Vol 3, PW 1 (03 Feb 99) Midstream & Downstream

Indias market for the supply of Liquefied Petroleum Gas (LPG) is set for a fierce battle of supremacy, with Reliance Industries the likely winner.

The marketing of LPG was delicensed in 1993 and opened up to private players. Since then, a number of Indian companies have set up LPG marketing and distribution projects, notably the Shri Shakti Group and the Tamil Nadu-based Southern Petrochemical Industries Corporation (SPIC).

Last year, SPIC sold its operation to Caltex in a deal valued at $47m. Shri Shakti is currently in negotiations with Arco.

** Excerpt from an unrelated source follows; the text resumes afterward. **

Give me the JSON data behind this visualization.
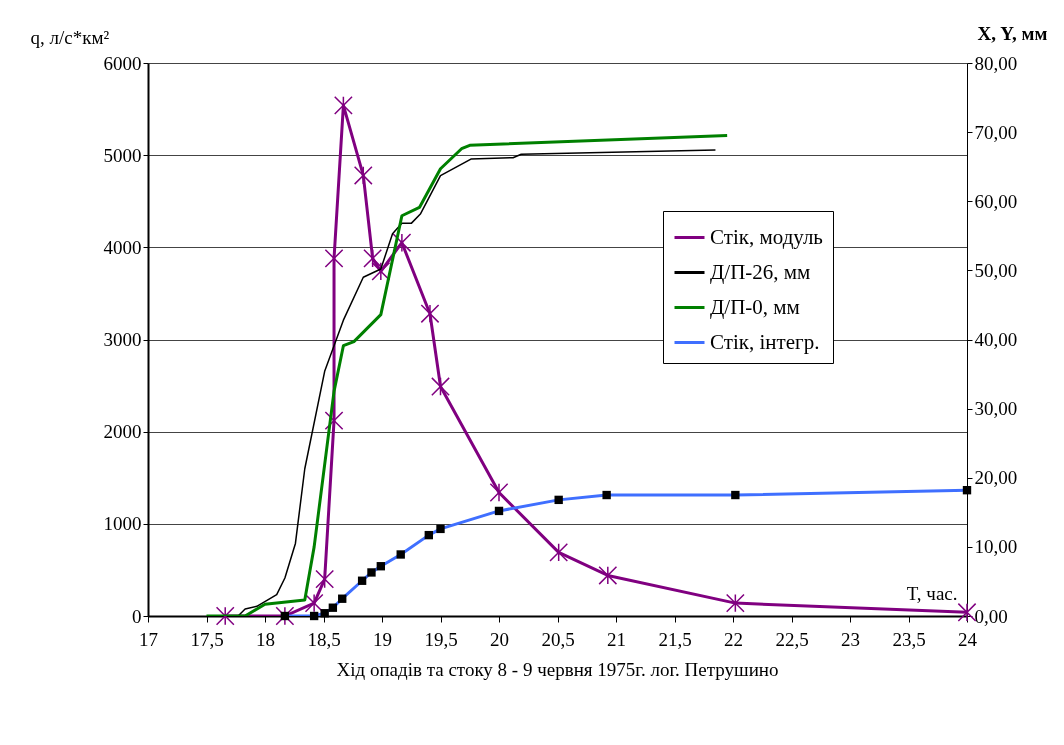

Last year also saw the arrival of some new players, among them: SHV of Holland, Elf Aquitaine, Mobil and Exxon. None of these projects, however, compare to the ambition of Wimco Petrogas and Reliance Industries.

Wimco is setting up an import jetty and storage terminal in Okha, Gujarat along with five 150,000 tons a year (t/y) bottling plants in adjoining states. Wimco anticipates that by the fifth year of operation its LPG throughput will exceed 600,000 t/y - over 15 times existing LPG sales of SPIC-Caltex.

The project is promoted by the Maharashtra-based Jatia group, which is reportedly close to signing an equity agreement with an (undisclosed) international oil major. Reliance Industries is behind the second major project and has already begun to market LPG from its fractionator at Hazira, which is producing 18-19,000 tonnes of butadiene per month, with a maximum capacity of 30,000 per month.

By 2000, Reliance is expected to begin flooding the market with cheap, low cost LPG when its 27-28m t/y refinery in Jamnagar comes on stream, producing over 1m t/y of LPG - equivalent to 25% of national demand. The good news for smaller private players is that Reliance and Wimco are - for the moment at least - only focusing on Gujarat and Maharashtra.